Face aux changements climatiques et au réchauffement des eaux, ce mammifère marin a modifié son comportement et se rend dans le sud du golfe Saint-Laurent.

«On savait que quelques baleines s’y rendaient parfois, mais à partir de 2014, de plus en plus de baleines ont été aperçues dans la région», dit Amy Knowlton, une spécialiste des baleines noires au Anderson Cabot Center for Ocean Life.

L’année suivante, des micros du ministère des Pêches et Océans (MPO) installés dans les eaux de la vallée de Shédiac, une zone du golfe du Saint-Laurent situé à l’est du Nouveau-Brunswick et au nord-ouest de l’Île-du-Prince-Édouard, détectent une augmentation des vocalisations de baleines d’avril à septembre.

En 2017, 12 baleines noires sont mortes à la suite d’empêtrements ou de collisions avec des navires.

Un an plus tard, le ministère des Pêches et Océans (MPO) a lancé un programme de surveillance aérienne afin de faire des relevés systématiques des populations de baleines noires dans le sud du golfe Saint-Laurent.

D’après Jean-François Gosselin, biologiste à la section des mammifères marins à l’Institut Maurice-Lamontagne du MPO à Mont-Joli, la surveillance de l’an dernier a permis de montrer qu’une partie de la population de baleines a changé de territoire.

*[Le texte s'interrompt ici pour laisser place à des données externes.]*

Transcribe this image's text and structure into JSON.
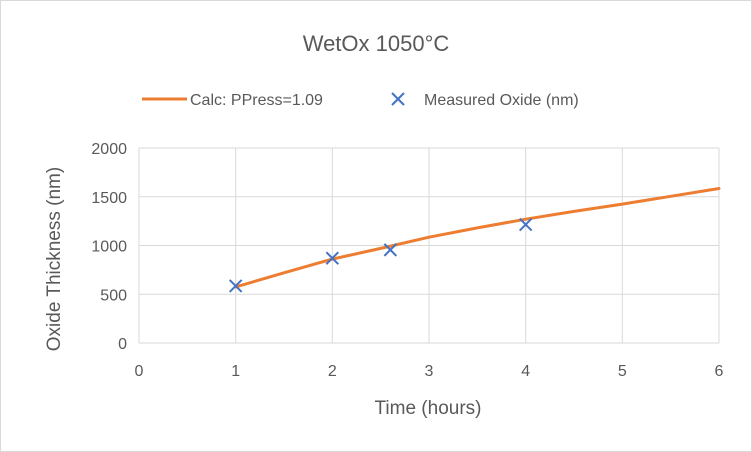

«Avant, elles se concentraient dans la vallée de Shédiac, mais l’année dernière, on avait aussi de bons regroupements de chaque côté du banc de Bradelle, près des Îles-de-la-Madeleine, dit M. Gosselin. Elles sont un peu plus dispersées, c’est probablement ce qui fait que plus de zones de pêche ont été fermées à certains moments pendant la dernière saison.»

D’après, le biologiste, les baleines se déplacent probablement afin de suivre les bancs de calamus, leur proie principale. D’autres travaux sont en cours afin de déterminer si la répartition de ces poissons change au fil du temps.

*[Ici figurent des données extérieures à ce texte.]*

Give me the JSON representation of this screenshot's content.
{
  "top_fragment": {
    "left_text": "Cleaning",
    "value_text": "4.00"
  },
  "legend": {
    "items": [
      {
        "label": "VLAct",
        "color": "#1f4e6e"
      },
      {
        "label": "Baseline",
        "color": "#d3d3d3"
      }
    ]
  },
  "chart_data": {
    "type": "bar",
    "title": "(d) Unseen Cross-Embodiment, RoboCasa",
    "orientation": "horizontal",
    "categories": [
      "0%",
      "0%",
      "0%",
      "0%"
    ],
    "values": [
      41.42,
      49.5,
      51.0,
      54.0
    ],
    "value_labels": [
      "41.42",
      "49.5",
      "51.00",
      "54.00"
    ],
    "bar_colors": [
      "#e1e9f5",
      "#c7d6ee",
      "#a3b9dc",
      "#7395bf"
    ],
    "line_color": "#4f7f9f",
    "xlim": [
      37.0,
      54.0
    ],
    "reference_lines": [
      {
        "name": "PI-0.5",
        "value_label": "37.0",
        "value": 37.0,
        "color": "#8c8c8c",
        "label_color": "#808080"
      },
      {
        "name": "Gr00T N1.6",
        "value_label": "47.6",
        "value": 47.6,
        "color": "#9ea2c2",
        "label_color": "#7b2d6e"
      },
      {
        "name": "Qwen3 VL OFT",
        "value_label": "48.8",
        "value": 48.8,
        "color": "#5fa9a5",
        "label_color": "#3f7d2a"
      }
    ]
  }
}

Chaque année, environ 140 baleines migrent dans le sud du golfe afin de se nourrir.

D’après le MPO, deux cas de mortalité de baleines noires sont survenus dans les eaux des États-Unis depuis novembre 2022.

Depuis décembre 2022, les baleines noires de l’Atlantique Nord ont donné naissance à 11 baleineaux. L’année précédente, 14 baleineaux avaient été recensés.